Document Type

Article

Publication Date

12-2019

Abstract

The climate is rapidly changing, bringing more frequent and extreme floods, droughts, and heatwaves, along with stronger hurricanes and more intense wildfires. Each year brings new record-breaking weather extremes; in the first six months of 2019, for example, a record number of U.S. counties flooded. July 2019 was the hottest month ever recorded for the world as a whole (1). Climate change is also melting glaciers, reducing the amount of sea ice, and raising sea levels, bringing devastation to coastal areas. From Louisiana to Alaska, many coastal communities are forced to make difficult decisions about whether to relocate to less-vulnerable areas.

As detailed in the Fourth National Climate Assessment, these extremes pose serious threats to transportation systems, making it more difficult for these systems to provide the crucial services relied upon by individuals, communities, and other critical systems (2). There is an urgent need for decision-makers at all levels of government and in the private sector to better prepare transportation assets, systems, and workforces for a changing climate. In particular, decision-makers need better information, new tools, innovative best practices, and implementation assistance.

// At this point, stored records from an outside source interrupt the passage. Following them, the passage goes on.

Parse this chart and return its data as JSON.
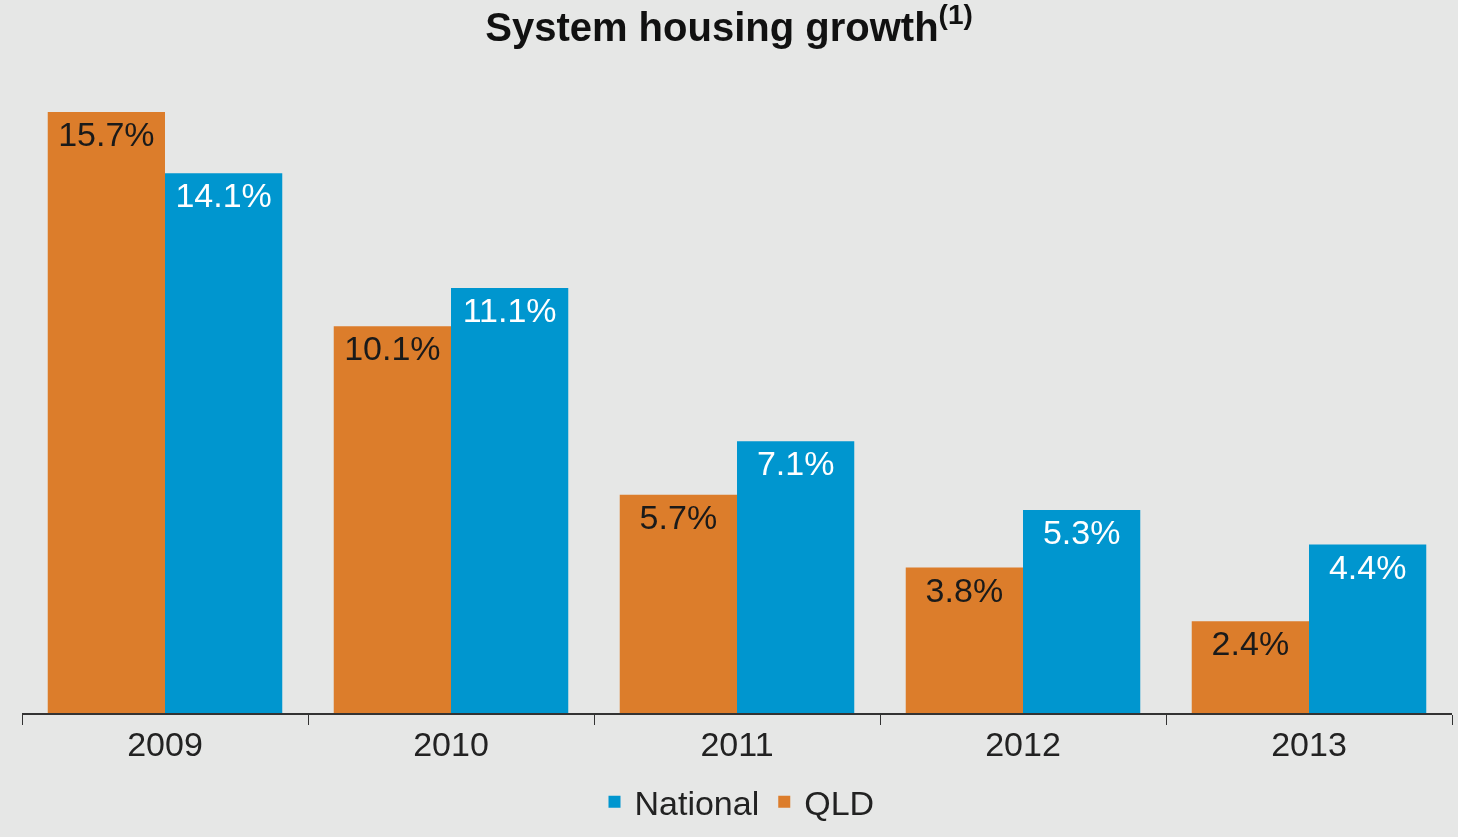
{
  "chart_data": {
    "type": "bar",
    "title": "System housing growth$^{(1)}$",
    "categories": [
      "2009",
      "2010",
      "2011",
      "2012",
      "2013"
    ],
    "series": [
      {
        "name": "QLD",
        "color": "#dc7d2b",
        "values": [
          15.7,
          10.1,
          5.7,
          3.8,
          2.4
        ],
        "value_labels": [
          "15.7%",
          "10.1%",
          "5.7%",
          "3.8%",
          "2.4%"
        ]
      },
      {
        "name": "National",
        "color": "#0096cf",
        "values": [
          14.1,
          11.1,
          7.1,
          5.3,
          4.4
        ],
        "value_labels": [
          "14.1%",
          "11.1%",
          "7.1%",
          "5.3%",
          "4.4%"
        ]
      }
    ],
    "legend": "bottom",
    "grid": false
  }
}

Last year, the Transportation Research Board (TRB) published a new edition of Critical Issues in Transportation, which identified climate change—and the need for resilience—as one of the critical issues now facing transportation (3). Critical Issues 2019 poses several key questions: how best to use climate information to improve risk-based decision-making; how to communicate adaptation successes from states and localities; how to build flexibility and adaptability into policies, designs, and standards; how to make the business case for adaptation; and how to facilitate managed retreat and discourage risky investments.

This article describes current work on building resilience to climate change impacts in which states and cities are often leading the way. It is also important to point out that, in addition to being vulnerable to climate impacts, transportation is now the largest source of greenhouse gas emissions that contribute to climate change. Therefore, immediate action is required to reduce emissions too, with states taking the lead on this work as well.